Here’s a simple benchmark comparing a naiive implementation for List.length
to the built-in one on a list of 1 million integers.
// Learn more about F# at http://docs.microsoft.com/dotnet/fsharp
open BenchmarkDotNet.Attributes
open BenchmarkDotNet.Running
module List =
let inline myLength xs =
let rec loop xs acc =
match xs with
| [] -> acc
| _ :: tail ->
loop tail (acc + 1)
loop xs 0
[<MemoryDiagnoser>]
type LengthBench() =
let lst = [ 1..1_000_000 ]
[<Benchmark(Baseline=true)>]
member _.BuiltIn() = List.length lst
[<Benchmark>]
member _.Custom() = List.myLength lst
[<EntryPoint>]
let main argv =
BenchmarkRunner.Run<LengthBench>() |> ignore
0 // return an integer exit code
The results looked like this when I ran it:
Method | Mean | Error | StdDev | Ratio | RatioSD | Gen 0 | Gen 1 | Gen 2 | Allocated |
---|---|---|---|---|---|---|---|---|---|
BuiltIn | 2.857 ms | 0.0562 ms | 0.0788 ms | 1.00 | 0.00 | - | - | - | - |
Custom | 3.077 ms | 0.0608 ms | 0.1127 ms | 1.09 | 0.05 | - | - | - | - |
So it looks like my routine is in the same ballpark. Cool!
There are three important things here aside from the structure of the code:
- The
Benchmark
attribute, which tells BenchmarkDotNet which methods are benchmarks - The
Baseline
property, which establishes the baseline results to compare against (in this case, the built-inList.length
function) - The
Baseline
property, which establishes the baseline results to compare against (in this case, the built-inList.length
function) - The
MemoryDiagnoser
attribute, which measures allocations for a given benchmark.
The fourth is particularly important for routines that aren’t 100% CPU operations like computing the length of a list. You may find yourself in a situation where one routine is a little faster but allocates more memory. In some situations, less allocations might matter more than a few milliseconds of execution time, for example.
I personally prefer to cleanly separate out the routine I’m testing from the benchmark code. For larger pieces of code, I may move the implementation into a separate file.
Another consideration is looking into some of the Benchmark.NET APIs for setup and teardown. Some benchmarks have complicated initialization requirements that the sample doesn’t cover.
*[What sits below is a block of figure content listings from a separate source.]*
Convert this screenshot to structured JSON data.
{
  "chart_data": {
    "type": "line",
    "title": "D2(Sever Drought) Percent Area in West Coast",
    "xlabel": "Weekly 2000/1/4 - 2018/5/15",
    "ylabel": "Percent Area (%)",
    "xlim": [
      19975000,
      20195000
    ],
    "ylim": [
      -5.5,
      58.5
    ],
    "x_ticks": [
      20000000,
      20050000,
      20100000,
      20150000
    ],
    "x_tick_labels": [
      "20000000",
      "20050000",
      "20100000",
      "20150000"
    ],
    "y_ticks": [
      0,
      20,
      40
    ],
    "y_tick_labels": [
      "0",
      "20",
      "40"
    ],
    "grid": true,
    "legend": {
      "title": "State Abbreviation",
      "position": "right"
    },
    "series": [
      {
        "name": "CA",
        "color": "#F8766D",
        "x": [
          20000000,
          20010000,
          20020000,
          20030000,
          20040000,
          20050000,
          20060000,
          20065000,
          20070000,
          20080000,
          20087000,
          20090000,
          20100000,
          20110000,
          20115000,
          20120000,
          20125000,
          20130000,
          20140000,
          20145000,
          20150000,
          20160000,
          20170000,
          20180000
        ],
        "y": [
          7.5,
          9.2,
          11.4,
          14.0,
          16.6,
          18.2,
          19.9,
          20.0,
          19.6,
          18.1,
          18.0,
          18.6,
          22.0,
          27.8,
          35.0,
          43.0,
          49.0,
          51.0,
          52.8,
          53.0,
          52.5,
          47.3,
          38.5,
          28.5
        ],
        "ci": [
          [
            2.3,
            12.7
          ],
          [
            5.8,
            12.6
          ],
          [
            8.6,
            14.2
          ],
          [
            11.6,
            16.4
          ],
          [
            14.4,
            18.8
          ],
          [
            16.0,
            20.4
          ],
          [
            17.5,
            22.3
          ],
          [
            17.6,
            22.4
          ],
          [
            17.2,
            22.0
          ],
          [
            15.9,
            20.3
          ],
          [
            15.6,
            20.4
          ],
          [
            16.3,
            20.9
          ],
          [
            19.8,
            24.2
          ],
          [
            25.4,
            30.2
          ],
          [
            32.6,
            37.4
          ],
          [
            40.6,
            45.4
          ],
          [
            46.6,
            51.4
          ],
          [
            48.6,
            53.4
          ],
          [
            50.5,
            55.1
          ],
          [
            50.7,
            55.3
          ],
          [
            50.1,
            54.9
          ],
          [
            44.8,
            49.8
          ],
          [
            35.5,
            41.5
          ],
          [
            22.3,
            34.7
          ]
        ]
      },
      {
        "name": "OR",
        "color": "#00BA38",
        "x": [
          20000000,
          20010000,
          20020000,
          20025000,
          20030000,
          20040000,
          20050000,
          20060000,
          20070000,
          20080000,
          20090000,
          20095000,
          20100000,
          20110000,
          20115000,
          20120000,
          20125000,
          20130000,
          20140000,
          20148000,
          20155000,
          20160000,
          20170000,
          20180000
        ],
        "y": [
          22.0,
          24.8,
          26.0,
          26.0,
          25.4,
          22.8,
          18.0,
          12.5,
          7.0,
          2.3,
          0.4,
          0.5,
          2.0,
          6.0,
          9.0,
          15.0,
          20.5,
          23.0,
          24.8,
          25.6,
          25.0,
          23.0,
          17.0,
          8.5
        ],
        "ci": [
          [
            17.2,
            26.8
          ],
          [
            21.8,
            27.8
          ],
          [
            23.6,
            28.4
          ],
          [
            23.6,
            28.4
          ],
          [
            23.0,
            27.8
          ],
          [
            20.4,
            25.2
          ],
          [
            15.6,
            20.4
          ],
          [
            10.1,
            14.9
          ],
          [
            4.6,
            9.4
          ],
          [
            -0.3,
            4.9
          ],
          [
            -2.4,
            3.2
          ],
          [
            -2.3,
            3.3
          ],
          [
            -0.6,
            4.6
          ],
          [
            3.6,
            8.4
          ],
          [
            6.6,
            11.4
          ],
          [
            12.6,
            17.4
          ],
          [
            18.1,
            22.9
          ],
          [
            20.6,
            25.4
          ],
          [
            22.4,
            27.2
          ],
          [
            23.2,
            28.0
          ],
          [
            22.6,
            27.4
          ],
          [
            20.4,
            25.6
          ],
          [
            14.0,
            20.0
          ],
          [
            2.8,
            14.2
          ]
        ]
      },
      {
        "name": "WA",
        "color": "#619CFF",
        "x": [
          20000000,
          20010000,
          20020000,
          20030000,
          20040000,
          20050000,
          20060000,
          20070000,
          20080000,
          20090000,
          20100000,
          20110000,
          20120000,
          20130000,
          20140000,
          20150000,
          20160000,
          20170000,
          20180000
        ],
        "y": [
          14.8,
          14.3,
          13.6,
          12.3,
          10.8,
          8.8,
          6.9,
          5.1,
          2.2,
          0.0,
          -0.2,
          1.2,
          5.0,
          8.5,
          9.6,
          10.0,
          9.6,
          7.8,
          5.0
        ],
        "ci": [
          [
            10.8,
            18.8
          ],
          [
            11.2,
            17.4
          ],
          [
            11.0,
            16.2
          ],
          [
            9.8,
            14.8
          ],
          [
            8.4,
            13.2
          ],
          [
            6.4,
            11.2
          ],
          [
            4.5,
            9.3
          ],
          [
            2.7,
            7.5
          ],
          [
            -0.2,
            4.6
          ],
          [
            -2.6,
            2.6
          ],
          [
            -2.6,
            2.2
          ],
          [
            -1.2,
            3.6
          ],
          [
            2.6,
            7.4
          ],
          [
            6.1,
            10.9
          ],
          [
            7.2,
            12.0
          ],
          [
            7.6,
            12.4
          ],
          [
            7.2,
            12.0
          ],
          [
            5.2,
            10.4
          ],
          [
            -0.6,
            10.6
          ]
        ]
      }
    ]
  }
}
But before you go reaching for more machinery to help you test things, I’d recommend seeing what you can change so that you can stick with something simple and straightforward.
The first thing to look for is pretty obvious: which benchmark has the faster execution time? The mean is usually good enough, but you should also check the standard deviation to see how much variance there is. Two algorithms could show similar mean execution times, but one may have a smaller standard deviation which could imply more consistent execution time.
The second thing to look for is initially straightforward: which benchmark allocates more memory? At least in .NET, the less memory you allocate, the better (usually). But this can then complicate matters. If one algorithm is 2x faster but allocates 2x as much memory, is it better? What about the inverse? The answers to these questions will depend on circumstances specific to your application. For example, is memory an issue because you have a long-running process where you’d like as little GC as possible? Or does it not matter because you have a process that just runs once and will likely never run out of memory?
You might notice some variance in overall results if you run the benchmarking program multiple times, where one algorithm goes back and forth between running marginally faster or slower than the other. This doesn’t really mean much other than that the 2 (or more) routines are basically the same from a performance perspective.
You may be tempted to do something like run an algorithm many times for each benchmark just to “really be sure” it’s being tested correctly. This is a waste of time, since BenchmarkDotNet will run each benchmark enough times so that it has statistically significant results. Additionally, artifically calling an algorithm many times just to “really be sure” about it means that you’re not actually testing that algorithm anymore.
Lastly, don’t let the simplicity of a great tool like BenchmarkDotNet fool you into thinking that performance work is easy. Yes, if you can benchmark an algorithm and show that it is significantly faster than another one, you should probably just use the faster algorithm. But this kind of experimentation barely scratches the surface of what performance work (at least for F# and .NET applications) can actually entail. If you’re interested in how deep it can go, there are some great books on Amazon covering the topic.